Vous racontez vos personnages en choisissant de ne pas les décrire ­physiquement. Pourquoi ?

L’apparence ne dit rien de personne. J’ai écrit un roman comme quelqu’un ayant une vie d’engagements et de combats. Donner une invisibilité totale à l’apparence physique est un choix délibéré et chargé de sens. Je rends aussi hommage à Toni Morrison qui a posé la question de son obligation, en tant qu’africaine-américaine, de décrire les personnages, et notamment leur couleur. Deux fois, dans un roman et une pièce de théâtre, elle a dit avoir écrit sans définir cette couleur. Et l’éditeur l’a contrainte, d’une certaine façon, à le faire.

Ce roman qui traverse toute la Guyane dépeint une jeunesse lucide, connectée, créative mais aussi désillusionnée.

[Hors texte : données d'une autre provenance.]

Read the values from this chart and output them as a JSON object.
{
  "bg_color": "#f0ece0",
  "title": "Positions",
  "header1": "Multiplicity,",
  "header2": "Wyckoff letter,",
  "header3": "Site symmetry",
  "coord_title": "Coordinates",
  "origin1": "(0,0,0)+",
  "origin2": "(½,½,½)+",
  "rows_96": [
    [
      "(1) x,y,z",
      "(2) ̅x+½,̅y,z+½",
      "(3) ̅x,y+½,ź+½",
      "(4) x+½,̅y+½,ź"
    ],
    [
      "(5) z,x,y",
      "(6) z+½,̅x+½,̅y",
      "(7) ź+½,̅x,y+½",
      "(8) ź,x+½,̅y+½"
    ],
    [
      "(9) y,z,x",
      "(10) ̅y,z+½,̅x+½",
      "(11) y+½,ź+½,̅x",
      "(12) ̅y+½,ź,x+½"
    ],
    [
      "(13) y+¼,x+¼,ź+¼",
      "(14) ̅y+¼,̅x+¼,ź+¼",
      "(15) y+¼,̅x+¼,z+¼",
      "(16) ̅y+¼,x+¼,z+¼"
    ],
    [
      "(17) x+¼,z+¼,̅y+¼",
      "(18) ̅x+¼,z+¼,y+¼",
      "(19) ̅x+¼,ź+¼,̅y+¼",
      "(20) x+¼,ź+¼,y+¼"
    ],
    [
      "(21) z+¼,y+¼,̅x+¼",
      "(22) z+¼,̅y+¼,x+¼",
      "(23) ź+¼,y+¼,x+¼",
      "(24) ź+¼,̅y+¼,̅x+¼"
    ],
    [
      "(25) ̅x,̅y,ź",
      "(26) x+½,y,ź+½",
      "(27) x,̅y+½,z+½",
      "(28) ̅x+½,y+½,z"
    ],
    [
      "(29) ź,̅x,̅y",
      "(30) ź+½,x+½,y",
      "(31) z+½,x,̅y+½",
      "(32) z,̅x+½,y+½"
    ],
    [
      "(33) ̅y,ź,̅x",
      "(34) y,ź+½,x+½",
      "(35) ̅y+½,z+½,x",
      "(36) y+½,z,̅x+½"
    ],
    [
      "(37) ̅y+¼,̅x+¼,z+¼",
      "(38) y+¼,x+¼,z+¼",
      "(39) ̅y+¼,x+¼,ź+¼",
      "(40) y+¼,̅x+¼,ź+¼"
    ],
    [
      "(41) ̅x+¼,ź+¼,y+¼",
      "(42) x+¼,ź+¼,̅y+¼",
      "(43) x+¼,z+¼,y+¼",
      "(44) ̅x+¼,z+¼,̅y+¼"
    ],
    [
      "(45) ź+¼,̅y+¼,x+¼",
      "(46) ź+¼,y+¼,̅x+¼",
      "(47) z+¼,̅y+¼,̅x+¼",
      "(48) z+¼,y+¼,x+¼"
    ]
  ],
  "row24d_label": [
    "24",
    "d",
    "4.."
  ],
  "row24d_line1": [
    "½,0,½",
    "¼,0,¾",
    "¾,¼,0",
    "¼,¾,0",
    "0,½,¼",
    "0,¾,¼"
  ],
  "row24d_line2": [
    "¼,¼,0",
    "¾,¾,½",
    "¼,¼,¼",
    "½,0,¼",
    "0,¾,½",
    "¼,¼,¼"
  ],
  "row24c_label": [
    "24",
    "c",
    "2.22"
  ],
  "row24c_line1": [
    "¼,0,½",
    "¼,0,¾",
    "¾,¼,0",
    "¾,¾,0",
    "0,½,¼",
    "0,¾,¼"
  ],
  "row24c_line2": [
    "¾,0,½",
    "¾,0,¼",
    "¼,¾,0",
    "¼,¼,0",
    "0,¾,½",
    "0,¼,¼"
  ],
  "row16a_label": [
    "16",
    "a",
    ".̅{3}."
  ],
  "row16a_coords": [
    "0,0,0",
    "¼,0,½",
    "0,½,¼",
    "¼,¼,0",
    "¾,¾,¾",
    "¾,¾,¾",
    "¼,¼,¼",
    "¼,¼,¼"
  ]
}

Je décris un pays réel, même si je pose parfois une vision rêvée. Ce n’est pas une traversée mythique ou mystique. C’est une traversée physique de lieux que je connais, y compris certains auxquels la majorité de la population n’a pas accès, comme les zones protégées.

Je ne dirais pas que ces jeunes sont désillusionnés. Parce qu’il n’y a pas un idéal, un rêve auquel ils ont été obligés de renoncer. Je trouve cela terrible. Ce n’est pas qu’ils ont perdu des illusions : il y a comme l’impossibilité d’un idéal. Cette jeunesse a de l’énergie, la même vitalité qu’à mon époque, les mêmes impertinences, le même sens de la dérision et de l’autodérision. Mais il ne lui est pas possible de les investir dans un idéal.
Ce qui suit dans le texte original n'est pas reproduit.